En un tiempo en el que las actividades de montaña cada vez tienen mayor relación con la velocidad, la búsqueda de los límites físicos y la competición, el vivac sobre cimas aparece casi como un movimiento a contra corriente. Se trata de una actividad tranquila, basada en la contemplación y el disfrute de algunos de los mayores espectáculos de la naturaleza: el amanecer, la puesta de sol y un firmamento poblado por millones de estrellas. Pero es, también, una gran aventura que exige tener en cuenta varios aspectos.

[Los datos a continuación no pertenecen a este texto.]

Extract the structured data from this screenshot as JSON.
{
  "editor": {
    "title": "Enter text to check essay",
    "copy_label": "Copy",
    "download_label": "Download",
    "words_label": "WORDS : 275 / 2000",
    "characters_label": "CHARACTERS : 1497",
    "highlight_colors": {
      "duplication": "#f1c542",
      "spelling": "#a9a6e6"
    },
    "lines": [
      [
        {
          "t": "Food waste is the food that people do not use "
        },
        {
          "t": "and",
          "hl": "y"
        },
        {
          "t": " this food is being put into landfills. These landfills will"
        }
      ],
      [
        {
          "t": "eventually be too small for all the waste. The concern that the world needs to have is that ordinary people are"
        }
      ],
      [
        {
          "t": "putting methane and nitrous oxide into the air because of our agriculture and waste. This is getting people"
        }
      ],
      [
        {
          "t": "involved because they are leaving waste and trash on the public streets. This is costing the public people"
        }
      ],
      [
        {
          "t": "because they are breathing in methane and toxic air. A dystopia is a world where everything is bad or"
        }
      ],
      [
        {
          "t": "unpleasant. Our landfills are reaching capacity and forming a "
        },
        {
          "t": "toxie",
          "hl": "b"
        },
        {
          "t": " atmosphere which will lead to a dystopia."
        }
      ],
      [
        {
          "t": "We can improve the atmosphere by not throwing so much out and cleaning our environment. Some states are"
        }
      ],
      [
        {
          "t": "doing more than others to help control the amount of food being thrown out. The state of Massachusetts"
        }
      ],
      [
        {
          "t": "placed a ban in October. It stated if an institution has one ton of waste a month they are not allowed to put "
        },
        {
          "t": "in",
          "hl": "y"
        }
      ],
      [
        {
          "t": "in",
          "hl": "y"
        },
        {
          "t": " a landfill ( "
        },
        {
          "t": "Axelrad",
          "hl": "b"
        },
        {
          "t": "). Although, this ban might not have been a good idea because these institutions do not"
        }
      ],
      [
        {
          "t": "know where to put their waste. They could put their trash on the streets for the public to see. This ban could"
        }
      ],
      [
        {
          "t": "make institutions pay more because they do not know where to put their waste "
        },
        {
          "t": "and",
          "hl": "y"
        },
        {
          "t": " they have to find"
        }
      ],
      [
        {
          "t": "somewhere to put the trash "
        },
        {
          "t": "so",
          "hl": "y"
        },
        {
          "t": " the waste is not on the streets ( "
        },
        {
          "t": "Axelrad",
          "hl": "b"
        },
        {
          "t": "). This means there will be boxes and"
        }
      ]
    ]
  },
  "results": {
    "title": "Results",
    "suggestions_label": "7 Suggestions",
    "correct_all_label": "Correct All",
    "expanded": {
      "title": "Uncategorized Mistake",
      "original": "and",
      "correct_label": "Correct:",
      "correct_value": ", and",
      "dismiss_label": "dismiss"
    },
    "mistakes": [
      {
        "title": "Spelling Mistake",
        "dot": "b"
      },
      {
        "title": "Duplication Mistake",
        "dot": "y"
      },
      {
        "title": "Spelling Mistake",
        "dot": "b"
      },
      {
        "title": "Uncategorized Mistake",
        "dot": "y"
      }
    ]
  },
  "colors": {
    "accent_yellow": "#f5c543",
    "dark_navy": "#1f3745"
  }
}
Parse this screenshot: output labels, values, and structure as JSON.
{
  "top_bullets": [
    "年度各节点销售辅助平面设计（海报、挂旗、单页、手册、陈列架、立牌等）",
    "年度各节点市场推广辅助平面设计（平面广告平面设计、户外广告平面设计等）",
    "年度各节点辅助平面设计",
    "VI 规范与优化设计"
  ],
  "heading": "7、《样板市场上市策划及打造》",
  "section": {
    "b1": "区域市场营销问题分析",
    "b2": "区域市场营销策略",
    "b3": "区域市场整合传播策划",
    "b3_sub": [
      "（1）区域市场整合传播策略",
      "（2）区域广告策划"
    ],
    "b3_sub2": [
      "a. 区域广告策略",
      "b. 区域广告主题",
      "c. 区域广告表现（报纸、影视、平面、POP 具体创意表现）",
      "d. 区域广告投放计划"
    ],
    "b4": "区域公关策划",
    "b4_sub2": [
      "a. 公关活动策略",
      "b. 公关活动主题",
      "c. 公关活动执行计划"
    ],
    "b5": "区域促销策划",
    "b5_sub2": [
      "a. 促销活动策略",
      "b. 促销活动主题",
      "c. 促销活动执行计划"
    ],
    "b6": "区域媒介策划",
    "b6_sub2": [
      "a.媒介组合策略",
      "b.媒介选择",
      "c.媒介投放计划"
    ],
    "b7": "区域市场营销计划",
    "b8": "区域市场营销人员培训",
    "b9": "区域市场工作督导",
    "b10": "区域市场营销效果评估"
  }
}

Dormir al raso es algo que normalmente “toca hacer” en el contexto de una actividad de montaña de más de una jornada. Tal vez porque hemos hecho la aproximación hasta una zona de escalada de alta montaña y queremos dormir a pie de vía para ponernos a escalar bien temprano; tal vez porque estamos haciendo una ruta de varios días y no todas las jornadas terminan en refugio; quizá porque nos hemos embarcado en una ultramaratón y decidamos descansar unas cuantas horas por la noche… En cualquier caso, el vivac suele ser una especie de trámite más o menos placentero, pero no el objetivo mismo de la actividad.

Y sin embargo, convertir el vivac en el fin último de nuestra salida a la montaña puede convertirse en una experiencia increíblemente satisfactoria. Si además decidimos hacer ese vivac en la cumbre una montaña, le experiencia tiene algo de mágico. Por un lado el espectáculo de la puesta y el amanecer sobre un paisaje de picos y valles extendido a nuestros pies es algo difícil de superar; por otro, el hecho de estar allí arriba cuando el sol escapa añade cierta emoción de aventura. De hecho, las primeras veces, es habitual que, por un momento, justo cuando el sol roza el horizonte y la oscuridad avanza a nuestra espalda, nos sintamos tentados de escapar hacia la seguridad del valle. Pero de resistir ese impulso (y siempre que hayamos planificado bien la actividad) lo que nos queda por delante es una noche increíble con el mundo debajo de nuestra cama.